The dataset is constructed so that the distribution of star ratings is balanced. This feature has some advantages for purposes of classification, but some types of language may be over or underrepresented relative to the original distribution of reviews to achieve this balance.

Additional Information

Dataset Curators

Published by Phillip Keung, Yichao Lu, György Szarvas, and Noah A. Smith. Managed by Amazon.

Licensing Information

Amazon has licensed this dataset under its own agreement for non-commercial research usage only. This licence is quite restrictive preventing use anywhere a fee is received including paid for internships etc. A copy of the agreement can be found at the dataset webpage here: https://docs.opendata.aws/amazon-reviews-ml/license.txt

By accessing the Multilingual Amazon Reviews Corpus ("Reviews Corpus"), you agree that the Reviews Corpus is an Amazon Service subject to the Amazon.com Conditions of Use and you agree to be bound by them, with the following additional conditions:

In addition to the license rights granted under the Conditions of Use, Amazon or its content providers grant you a limited, non-exclusive, non-transferable, non-sublicensable, revocable license to access and use the Reviews Corpus for purposes of academic research.
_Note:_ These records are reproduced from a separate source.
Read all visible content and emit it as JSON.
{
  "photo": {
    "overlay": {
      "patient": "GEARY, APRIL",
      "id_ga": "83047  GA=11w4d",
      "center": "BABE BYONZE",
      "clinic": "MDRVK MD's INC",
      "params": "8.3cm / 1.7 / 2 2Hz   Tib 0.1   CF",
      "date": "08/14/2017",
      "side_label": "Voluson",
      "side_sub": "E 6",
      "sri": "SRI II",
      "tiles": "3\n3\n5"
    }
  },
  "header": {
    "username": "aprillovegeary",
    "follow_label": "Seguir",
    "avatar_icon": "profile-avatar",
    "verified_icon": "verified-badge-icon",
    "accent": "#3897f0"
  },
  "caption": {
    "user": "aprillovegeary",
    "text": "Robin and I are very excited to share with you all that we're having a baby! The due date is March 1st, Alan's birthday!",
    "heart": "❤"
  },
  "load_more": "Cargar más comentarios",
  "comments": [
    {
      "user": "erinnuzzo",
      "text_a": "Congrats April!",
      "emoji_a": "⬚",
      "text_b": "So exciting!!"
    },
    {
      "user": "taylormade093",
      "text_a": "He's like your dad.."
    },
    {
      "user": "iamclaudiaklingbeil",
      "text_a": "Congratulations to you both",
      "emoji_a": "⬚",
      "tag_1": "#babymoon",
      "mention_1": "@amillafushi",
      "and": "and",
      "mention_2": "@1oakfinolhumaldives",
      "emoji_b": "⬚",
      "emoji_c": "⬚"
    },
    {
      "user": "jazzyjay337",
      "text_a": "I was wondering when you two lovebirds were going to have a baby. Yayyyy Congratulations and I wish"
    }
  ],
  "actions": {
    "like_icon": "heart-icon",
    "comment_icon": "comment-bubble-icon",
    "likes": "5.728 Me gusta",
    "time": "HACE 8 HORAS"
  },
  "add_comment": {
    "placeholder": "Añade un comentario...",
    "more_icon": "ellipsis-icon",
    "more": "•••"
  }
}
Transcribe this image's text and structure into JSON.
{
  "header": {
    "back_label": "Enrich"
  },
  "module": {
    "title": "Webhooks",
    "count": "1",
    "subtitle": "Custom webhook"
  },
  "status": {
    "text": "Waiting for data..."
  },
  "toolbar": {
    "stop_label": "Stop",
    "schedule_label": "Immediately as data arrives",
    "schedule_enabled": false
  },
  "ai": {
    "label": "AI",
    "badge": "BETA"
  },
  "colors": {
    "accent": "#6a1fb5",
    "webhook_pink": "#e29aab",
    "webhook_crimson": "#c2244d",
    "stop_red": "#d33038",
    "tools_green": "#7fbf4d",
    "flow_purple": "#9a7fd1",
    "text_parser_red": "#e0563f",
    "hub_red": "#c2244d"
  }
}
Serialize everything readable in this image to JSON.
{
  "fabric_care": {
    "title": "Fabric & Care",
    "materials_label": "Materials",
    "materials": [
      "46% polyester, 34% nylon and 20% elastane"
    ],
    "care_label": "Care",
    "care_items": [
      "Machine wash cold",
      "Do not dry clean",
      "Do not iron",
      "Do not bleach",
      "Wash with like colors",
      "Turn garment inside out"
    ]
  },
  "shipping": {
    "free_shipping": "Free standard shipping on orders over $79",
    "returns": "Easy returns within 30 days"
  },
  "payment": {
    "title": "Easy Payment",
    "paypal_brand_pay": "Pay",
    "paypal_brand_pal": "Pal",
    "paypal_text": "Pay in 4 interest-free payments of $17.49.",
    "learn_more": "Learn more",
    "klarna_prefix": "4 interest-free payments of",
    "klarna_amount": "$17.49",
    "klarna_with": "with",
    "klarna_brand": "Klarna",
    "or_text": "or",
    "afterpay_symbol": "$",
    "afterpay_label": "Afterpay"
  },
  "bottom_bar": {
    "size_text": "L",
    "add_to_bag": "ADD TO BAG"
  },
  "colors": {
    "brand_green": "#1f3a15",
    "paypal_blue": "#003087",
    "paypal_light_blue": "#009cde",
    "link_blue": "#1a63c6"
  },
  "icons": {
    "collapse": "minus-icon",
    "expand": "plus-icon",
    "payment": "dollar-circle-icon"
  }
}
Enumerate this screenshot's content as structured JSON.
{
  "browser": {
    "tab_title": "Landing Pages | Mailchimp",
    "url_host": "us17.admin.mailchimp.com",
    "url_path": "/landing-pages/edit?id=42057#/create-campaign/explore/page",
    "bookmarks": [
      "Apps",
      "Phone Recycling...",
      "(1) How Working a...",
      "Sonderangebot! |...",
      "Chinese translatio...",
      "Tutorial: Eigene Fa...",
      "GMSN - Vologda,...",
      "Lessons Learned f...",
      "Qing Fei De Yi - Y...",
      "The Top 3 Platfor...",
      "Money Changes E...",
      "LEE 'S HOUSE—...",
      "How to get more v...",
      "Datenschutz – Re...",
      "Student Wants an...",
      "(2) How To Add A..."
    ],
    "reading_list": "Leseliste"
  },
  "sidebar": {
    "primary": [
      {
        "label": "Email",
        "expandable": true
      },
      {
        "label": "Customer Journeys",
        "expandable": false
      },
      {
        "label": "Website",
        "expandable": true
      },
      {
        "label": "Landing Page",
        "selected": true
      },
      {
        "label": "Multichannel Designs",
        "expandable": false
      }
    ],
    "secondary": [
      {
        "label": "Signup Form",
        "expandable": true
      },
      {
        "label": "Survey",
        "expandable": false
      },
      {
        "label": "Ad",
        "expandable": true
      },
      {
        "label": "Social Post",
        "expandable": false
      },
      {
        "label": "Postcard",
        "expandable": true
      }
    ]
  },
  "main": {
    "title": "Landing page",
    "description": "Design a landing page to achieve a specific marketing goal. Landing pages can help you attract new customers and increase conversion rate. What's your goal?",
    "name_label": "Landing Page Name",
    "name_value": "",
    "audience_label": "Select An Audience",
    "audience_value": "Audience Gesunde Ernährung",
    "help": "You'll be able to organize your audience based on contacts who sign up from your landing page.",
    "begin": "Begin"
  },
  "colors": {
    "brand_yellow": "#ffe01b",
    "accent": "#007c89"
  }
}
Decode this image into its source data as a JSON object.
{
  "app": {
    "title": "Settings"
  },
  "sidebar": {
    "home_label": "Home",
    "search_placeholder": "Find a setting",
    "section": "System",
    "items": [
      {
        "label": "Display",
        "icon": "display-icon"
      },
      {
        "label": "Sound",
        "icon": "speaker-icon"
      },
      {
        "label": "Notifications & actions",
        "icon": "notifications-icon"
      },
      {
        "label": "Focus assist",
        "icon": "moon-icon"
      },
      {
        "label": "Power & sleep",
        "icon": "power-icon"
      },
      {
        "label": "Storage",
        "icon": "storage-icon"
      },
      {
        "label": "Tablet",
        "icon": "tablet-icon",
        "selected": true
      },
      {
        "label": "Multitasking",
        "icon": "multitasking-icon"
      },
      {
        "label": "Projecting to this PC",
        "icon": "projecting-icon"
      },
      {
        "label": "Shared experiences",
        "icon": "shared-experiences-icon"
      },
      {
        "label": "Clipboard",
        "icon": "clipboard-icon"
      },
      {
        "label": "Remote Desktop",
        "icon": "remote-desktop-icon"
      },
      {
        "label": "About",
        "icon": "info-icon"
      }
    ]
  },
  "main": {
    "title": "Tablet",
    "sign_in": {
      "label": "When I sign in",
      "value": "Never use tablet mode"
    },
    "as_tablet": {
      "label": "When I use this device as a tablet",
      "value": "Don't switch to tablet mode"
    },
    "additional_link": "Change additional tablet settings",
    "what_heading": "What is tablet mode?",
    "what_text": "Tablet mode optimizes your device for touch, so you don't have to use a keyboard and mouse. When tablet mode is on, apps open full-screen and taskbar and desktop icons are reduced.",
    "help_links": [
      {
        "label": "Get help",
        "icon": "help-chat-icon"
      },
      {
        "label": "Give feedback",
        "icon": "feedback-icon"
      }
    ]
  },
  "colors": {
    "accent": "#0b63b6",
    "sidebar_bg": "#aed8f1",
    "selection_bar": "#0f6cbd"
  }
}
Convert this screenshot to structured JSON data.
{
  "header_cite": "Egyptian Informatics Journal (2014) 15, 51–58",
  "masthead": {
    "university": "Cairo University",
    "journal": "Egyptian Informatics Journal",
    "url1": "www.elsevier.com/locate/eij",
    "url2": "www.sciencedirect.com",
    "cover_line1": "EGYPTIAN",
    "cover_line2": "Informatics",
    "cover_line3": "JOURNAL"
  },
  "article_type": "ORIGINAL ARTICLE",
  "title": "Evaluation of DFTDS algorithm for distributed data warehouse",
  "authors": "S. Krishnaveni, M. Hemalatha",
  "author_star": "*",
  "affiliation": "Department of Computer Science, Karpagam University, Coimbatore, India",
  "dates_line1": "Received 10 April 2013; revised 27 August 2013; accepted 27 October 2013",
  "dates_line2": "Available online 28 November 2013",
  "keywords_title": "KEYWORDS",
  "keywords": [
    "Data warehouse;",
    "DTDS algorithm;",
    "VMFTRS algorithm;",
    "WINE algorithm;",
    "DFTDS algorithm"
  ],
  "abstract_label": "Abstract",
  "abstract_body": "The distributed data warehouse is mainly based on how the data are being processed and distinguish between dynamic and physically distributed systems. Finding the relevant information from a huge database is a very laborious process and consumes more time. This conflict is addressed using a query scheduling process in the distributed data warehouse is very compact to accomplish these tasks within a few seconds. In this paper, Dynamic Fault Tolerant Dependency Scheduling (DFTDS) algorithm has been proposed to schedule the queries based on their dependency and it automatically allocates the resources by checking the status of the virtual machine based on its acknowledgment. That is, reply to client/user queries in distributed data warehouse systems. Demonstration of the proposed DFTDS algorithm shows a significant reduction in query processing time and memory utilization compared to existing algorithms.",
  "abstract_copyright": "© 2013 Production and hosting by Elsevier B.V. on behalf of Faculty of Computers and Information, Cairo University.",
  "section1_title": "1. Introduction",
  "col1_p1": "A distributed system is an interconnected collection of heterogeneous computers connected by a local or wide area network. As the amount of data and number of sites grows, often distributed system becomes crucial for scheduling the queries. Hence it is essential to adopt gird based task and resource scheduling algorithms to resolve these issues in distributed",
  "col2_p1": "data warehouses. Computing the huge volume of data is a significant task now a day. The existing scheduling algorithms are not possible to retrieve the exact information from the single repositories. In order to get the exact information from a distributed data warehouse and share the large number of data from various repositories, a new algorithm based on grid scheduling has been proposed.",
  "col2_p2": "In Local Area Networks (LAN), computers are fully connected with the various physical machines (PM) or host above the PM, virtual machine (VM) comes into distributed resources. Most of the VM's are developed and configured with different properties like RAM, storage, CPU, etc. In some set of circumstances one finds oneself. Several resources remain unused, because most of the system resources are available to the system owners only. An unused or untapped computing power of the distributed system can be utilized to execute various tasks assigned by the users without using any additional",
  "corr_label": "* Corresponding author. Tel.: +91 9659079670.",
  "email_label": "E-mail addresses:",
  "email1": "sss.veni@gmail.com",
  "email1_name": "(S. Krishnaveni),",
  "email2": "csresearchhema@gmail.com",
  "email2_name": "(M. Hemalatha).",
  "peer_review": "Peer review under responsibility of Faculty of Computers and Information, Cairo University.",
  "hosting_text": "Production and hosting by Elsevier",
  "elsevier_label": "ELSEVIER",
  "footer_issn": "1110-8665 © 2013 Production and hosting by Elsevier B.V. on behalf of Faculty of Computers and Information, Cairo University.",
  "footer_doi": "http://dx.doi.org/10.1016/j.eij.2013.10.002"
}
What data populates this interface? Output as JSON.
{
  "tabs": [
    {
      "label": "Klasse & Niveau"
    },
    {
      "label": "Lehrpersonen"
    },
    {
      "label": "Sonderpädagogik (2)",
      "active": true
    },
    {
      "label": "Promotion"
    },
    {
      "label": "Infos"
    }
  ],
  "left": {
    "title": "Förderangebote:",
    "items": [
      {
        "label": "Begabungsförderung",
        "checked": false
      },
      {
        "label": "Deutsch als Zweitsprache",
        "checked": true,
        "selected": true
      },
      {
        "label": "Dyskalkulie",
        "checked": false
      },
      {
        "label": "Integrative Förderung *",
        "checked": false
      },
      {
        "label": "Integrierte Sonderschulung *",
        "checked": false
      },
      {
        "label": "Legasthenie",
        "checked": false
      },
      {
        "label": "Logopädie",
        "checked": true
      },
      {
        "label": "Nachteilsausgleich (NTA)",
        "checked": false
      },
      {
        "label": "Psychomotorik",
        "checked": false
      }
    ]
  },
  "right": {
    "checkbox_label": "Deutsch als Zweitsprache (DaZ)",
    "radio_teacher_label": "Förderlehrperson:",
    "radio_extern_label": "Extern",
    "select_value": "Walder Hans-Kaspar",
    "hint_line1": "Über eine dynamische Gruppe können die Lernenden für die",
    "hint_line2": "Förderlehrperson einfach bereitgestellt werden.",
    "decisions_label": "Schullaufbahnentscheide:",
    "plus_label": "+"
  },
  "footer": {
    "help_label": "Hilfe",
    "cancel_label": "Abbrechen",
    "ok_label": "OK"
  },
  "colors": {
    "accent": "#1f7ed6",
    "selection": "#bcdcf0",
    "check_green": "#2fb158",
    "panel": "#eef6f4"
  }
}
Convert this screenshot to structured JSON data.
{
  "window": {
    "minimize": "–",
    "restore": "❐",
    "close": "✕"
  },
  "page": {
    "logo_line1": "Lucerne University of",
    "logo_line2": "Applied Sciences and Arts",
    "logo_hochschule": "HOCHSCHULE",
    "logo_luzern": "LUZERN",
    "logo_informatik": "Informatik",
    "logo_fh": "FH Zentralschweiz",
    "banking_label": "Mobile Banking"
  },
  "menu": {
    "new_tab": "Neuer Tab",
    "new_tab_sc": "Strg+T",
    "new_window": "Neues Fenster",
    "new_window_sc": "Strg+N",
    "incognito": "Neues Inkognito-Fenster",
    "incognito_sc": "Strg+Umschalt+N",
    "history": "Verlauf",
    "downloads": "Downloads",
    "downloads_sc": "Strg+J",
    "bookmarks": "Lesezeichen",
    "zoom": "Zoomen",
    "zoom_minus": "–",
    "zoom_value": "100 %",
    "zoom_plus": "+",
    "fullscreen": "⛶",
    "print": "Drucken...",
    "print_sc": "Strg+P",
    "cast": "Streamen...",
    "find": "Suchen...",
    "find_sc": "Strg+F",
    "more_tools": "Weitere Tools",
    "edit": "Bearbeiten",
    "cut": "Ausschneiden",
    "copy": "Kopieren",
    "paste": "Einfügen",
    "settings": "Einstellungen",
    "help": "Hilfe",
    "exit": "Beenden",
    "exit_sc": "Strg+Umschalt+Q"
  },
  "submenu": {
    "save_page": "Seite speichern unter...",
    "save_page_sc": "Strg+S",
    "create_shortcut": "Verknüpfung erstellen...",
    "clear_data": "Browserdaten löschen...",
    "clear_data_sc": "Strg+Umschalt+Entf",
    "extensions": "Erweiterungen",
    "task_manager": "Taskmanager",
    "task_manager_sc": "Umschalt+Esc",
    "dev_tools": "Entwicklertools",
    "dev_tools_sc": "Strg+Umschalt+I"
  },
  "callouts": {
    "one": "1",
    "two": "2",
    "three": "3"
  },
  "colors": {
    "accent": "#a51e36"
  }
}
You may not resell, republish, or make any commercial use of the Reviews Corpus or its contents, including use of the Reviews Corpus for commercial research, such as research related to a funding or consultancy contract, internship, or other relationship in which the results are provided for a fee or delivered to a for-profit organization. You may not (a) link or associate content in the Reviews Corpus with any personal information (including Amazon customer accounts), or (b) attempt to determine the identity of the author of any content in the Reviews Corpus. If you violate any of the foregoing conditions, your license to access and use the Reviews Corpus will automatically terminate without prejudice to any of the other rights or remedies Amazon may have.

Citation Information

Please cite the following paper (arXiv) if you found this dataset useful:

Phillip Keung, Yichao Lu, György Szarvas and Noah A. Smith. “The Multilingual Amazon Reviews Corpus.” In Proceedings of the 2020 Conference on Empirical Methods in Natural Language Processing, 2020.

@inproceedings{marc_reviews,
    title={The Multilingual Amazon Reviews Corpus},
    author={Keung, Phillip and Lu, Yichao and Szarvas, György and Smith, Noah A.},
    booktitle={Proceedings of the 2020 Conference on Empirical Methods in Natural Language Processing},
    year={2020}
}

Contributions

Thanks to @joeddav for adding this dataset.